See also: DROP VIEW.

CREATE VIEW

Syntax:

CREATE VIEW [IF NOT EXISTS] view-name [(column-list)] AS subquery;


../../../_images/create_view.svg


Create a new viewed table, usually called a “view”.

The view-name must be valid according to the rules for identifiers.

The optional column-list must be a comma-separated list of names of columns in the view.

The syntax of the subquery must be the same as the syntax of a SELECT statement, or of a VALUES clause.

Rules:

  • There must not already be a base table or view with the same name as view-name.
  • If column-list is specified, the number of columns in column-list must be the same as the number of columns in the select list of the subquery.

Actions:

  1. Tarantool will throw an error if a rule is violated.
  2. Tarantool will create a new persistent object with column-names equal to the names in the column-list or the names in the subquery’s select list.
  3. Usually Tarantool effectively executes a COMMIT statement.

Examples:

-- the simple case:
CREATE VIEW v AS SELECT column1, column2 FROM t;
-- with a column-list:
CREATE VIEW v (a,b) AS SELECT column1, column2 FROM t;

Limitations:

  • It is not possible to insert or update or delete from a view, although sometimes a possible substitution is to create an INSTEAD OF trigger.

DROP VIEW

Syntax:

DROP VIEW [IF EXISTS] view-name;


../../../_images/drop_view.svg


Drop a view.

The view-name must identify a view that was created earlier with the CREATE VIEW statement.

Rules: none

Actions:

  1. Tarantool returns an error if the view does not exist and there is no IF EXISTS clause.
  2. The view is dropped.
  3. All triggers for the view are dropped.
  4. Usually Tarantool effectively executes a COMMIT statement.

Examples:

-- the simple case:
DROP VIEW v31;
-- with an IF EXISTS clause:
DROP VIEW IF EXISTS v31;

See also: DROP TABLE.

CREATE INDEX

Syntax:

CREATE [UNIQUE] INDEX [IF NOT EXISTS] index-name ON table-name (column-list);


../../../_images/create_index.svg


Create an index.

The index-name must be valid according to the rules for identifiers.

The table-name must refer to an existing table.

The column-list must be a comma-separated list of names of columns in the table.

Rules:

  • There must not already be, for the same table, an index with the same name as index-name.

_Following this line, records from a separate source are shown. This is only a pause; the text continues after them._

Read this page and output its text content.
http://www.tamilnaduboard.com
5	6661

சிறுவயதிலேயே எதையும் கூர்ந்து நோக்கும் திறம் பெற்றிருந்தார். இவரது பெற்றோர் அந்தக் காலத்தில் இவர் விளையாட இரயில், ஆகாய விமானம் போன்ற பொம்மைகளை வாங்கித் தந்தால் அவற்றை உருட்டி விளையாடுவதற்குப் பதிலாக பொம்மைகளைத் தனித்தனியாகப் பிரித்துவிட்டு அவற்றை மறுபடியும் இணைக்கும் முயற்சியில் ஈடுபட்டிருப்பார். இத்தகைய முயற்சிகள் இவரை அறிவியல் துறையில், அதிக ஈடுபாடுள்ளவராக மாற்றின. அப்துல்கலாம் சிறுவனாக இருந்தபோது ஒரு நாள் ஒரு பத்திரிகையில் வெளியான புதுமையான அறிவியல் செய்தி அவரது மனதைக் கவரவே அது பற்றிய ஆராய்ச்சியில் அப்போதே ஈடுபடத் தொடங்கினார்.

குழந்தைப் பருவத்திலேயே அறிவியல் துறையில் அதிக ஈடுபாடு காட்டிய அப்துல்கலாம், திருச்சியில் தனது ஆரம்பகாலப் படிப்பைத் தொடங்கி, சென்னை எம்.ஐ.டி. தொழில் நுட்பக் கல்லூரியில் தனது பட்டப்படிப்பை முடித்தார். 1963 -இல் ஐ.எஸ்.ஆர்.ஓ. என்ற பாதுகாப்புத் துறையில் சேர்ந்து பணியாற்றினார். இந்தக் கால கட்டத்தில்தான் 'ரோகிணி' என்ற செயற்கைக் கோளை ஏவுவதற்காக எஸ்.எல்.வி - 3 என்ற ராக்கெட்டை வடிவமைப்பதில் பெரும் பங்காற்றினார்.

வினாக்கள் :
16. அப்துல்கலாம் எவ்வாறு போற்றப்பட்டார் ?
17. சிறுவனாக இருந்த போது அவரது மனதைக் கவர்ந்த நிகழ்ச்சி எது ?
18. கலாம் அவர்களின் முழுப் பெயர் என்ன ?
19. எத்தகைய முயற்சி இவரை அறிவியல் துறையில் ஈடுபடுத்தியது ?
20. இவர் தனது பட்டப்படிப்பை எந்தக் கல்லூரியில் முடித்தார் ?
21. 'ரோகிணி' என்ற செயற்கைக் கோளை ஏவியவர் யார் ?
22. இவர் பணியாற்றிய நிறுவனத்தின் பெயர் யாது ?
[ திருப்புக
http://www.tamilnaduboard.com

But there may already be, for a different table, an index with the same name as index-name.
  • The maximum number of indexes per table is 128.

Actions:

  1. Tarantool will throw an error if a rule is violated.
  2. If the new index is UNIQUE, Tarantool will throw an error if any row exists with columns that have duplicate values.
  3. Tarantool will create a new index.
  4. Usually Tarantool effectively executes a COMMIT statement.

Automatic indexes:

Indexes may be created automatically for columns mentioned in the PRIMARY KEY or UNIQUE clauses of a CREATE TABLE statement. If an index was created automatically, then the index-name has four parts:

  1. pk if this is for a PRIMARY KEY clause, unique if this is for a UNIQUE clause;
  2. _unnamed_;
  3. the name of the table;
  4. _ and an ordinal number; the first index is 1, the second index is 2, and so on.

For example, after CREATE TABLE t (s1 INTEGER PRIMARY KEY, s2 INTEGER, UNIQUE (s2)); there are two indexes named pk_unnamed_T_1 and unique_unnamed_T_2. You can confirm this by saying SELECT * FROM "_index"; which will list all indexes on all tables. There is no need to say CREATE INDEX for columns that already have automatic indexes.

Examples:

-- the simple case
CREATE INDEX idx_column1_t_1 ON t (column1);
-- with IF NOT EXISTS clause
CREATE INDEX IF NOT EXISTS idx_column1_t_1 ON t (column1);
-- with UNIQUE specifier and more than one column
CREATE UNIQUE INDEX idx_unnamed_t_1 ON t (column1, column2);

Dropping an automatic index created for a unique constraint will drop the unique constraint as well.

DROP INDEX

Syntax:

DROP INDEX [IF EXISTS] index-name ON table-name;


../../../_images/drop_index.svg


The index-name must be the name of an existing index, which was created with CREATE INDEX. Or, the index-name must be the name of an index that was created automatically due to a PRIMARY KEY or UNIQUE clause in the CREATE TABLE statement. To see what a table’s indexes are, use PRAGMA index_list(table-name);.

Rules: none

Actions:

  1. Tarantool throws an error if the index does not exist, or is an automatically created index.
  2. Tarantool will drop the index.
  3. Usually Tarantool effectively executes a COMMIT statement.

Example:

-- the simplest form:
DROP INDEX idx_unnamed_t_1 ON t;

CREATE TRIGGER

Syntax:

CREATE TRIGGER [IF NOT EXISTS] trigger-name
BEFORE|AFTER|INSTEAD OF
DELETE|INSERT|UPDATE ON table-name
FOR EACH ROW
[WHEN search-condition]
BEGIN
delete-statement | insert-statement | replace-statement | select-statement | update-statement;
[delete-statement | insert-statement | replace-statement | select-statement | update-statement; ...]
END;


../../../_images/create_trigger.svg


The trigger-name must be valid according to the rules for identifiers.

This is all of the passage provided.